The skill announces the chosen strategy (e.g. "routing to Claude-Code-skill strategy" or "routing to language+tool-type strategy") so you can redirect if it picked wrong.
It runs the primary gh query and shows the candidate count.
If the candidate set warrants it, the skill dispatches three parallel sub-agents (established / rising / niche).
Every candidate is scored with scripts/score_repo.py against the rubric.
The top N are returned in a markdown table — repo, stars, last push, score, one-line rationale — followed by per-repo detail and a search log showing what was searched, what was filtered, and what was verified.

A run from "I asked the question" to "I have a ranked, verified shortlist" is typically 60-180 seconds.

🏗️ How it works (technical breakdown)

For readers who want to know exactly what's happening under the hood, see docs/HOW-IT-WORKS.md. Highlights:

Routing is in SKILL.md, not a Python script. Category routing is a natural-language judgment call — the LLM is the right tool. Wrapping it in Python adds ceremony without value.
Scoring is a Python script. The rubric has 16 signals across activity / health / relevance / trust / popularity / scorecard / slop. Math is fiddly enough to warrant a script.
Sub-agent dispatch happens via Claude Code's native subagent system. No custom orchestration. The brief template is the only thing the skill enforces.
Verification is a bash one-liner. verify_urls.sh shells curl to spot-check that URLs return 200/301/302. Anything else is flagged.

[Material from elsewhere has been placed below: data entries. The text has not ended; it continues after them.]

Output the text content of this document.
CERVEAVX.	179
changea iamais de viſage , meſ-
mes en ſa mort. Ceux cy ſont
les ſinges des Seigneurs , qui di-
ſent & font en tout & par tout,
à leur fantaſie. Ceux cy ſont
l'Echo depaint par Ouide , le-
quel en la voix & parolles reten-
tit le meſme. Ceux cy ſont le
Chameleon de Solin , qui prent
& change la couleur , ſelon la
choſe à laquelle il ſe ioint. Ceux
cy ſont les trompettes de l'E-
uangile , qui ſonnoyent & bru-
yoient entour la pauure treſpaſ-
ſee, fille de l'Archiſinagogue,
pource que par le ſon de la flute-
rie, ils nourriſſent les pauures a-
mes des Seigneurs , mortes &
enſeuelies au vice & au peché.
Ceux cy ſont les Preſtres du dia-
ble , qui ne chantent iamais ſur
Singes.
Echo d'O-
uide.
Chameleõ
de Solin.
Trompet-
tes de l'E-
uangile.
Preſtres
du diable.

The full design philosophy — why query type beats ranker, why N=3 is the sweet spot, why slop penalty is a hard subtract — is in docs/PHILOSOPHY.md.

The four parallel-agent research tracks that produced the design are in research/:

research/00-synthesis.md — architecture + worked example
research/01-github-search-api.md — REST + GraphQL + gh CLI mechanics
research/02-classification-heuristics.md — quality signals + scoring rubric
research/03-claude-code-ecosystem.md — Claude Code ecosystem field guide
research/04-prompting-parallel-agents.md — sub-agent brief design

Read these if you want to understand the why behind every number in the rubric.

❓ FAQ

Does this work for non-Claude-Code categories?

Yes. The category router picks a different strategy (topic + star floor + freshness) when the input doesn't smell like a Claude Code capability. The Claude-Code-specific path is one of five strategies, not the whole skill.

Will it find the literal top N or only what `gh` indexes?

Only what gh indexes. There are real-world repos that exist but aren't searchable via gh for hours after creation (indexing lag), and topics that aren't applied to otherwise-relevant repos (false negatives). The skill mitigates both — running the primary search plus a niche-lane code search inside SKILL.md / plugin.json catches a lot of the gaps — but you cannot count on this finding a 1-star repo created 30 minutes ago.

What if my category has more than 1000 results?

The skill partitions on stars: ranges. Both REST and GraphQL search cap at 1000 results regardless of paging — the workaround is to slice the query into chunks of ≤1000 and union the results. The slicing logic is in references/search-api-cheatsheet.md.

Can I run the scorer standalone?

Yes:

python3 scripts/score_repo.py owner/repo --keywords "kw1,kw2,kw3"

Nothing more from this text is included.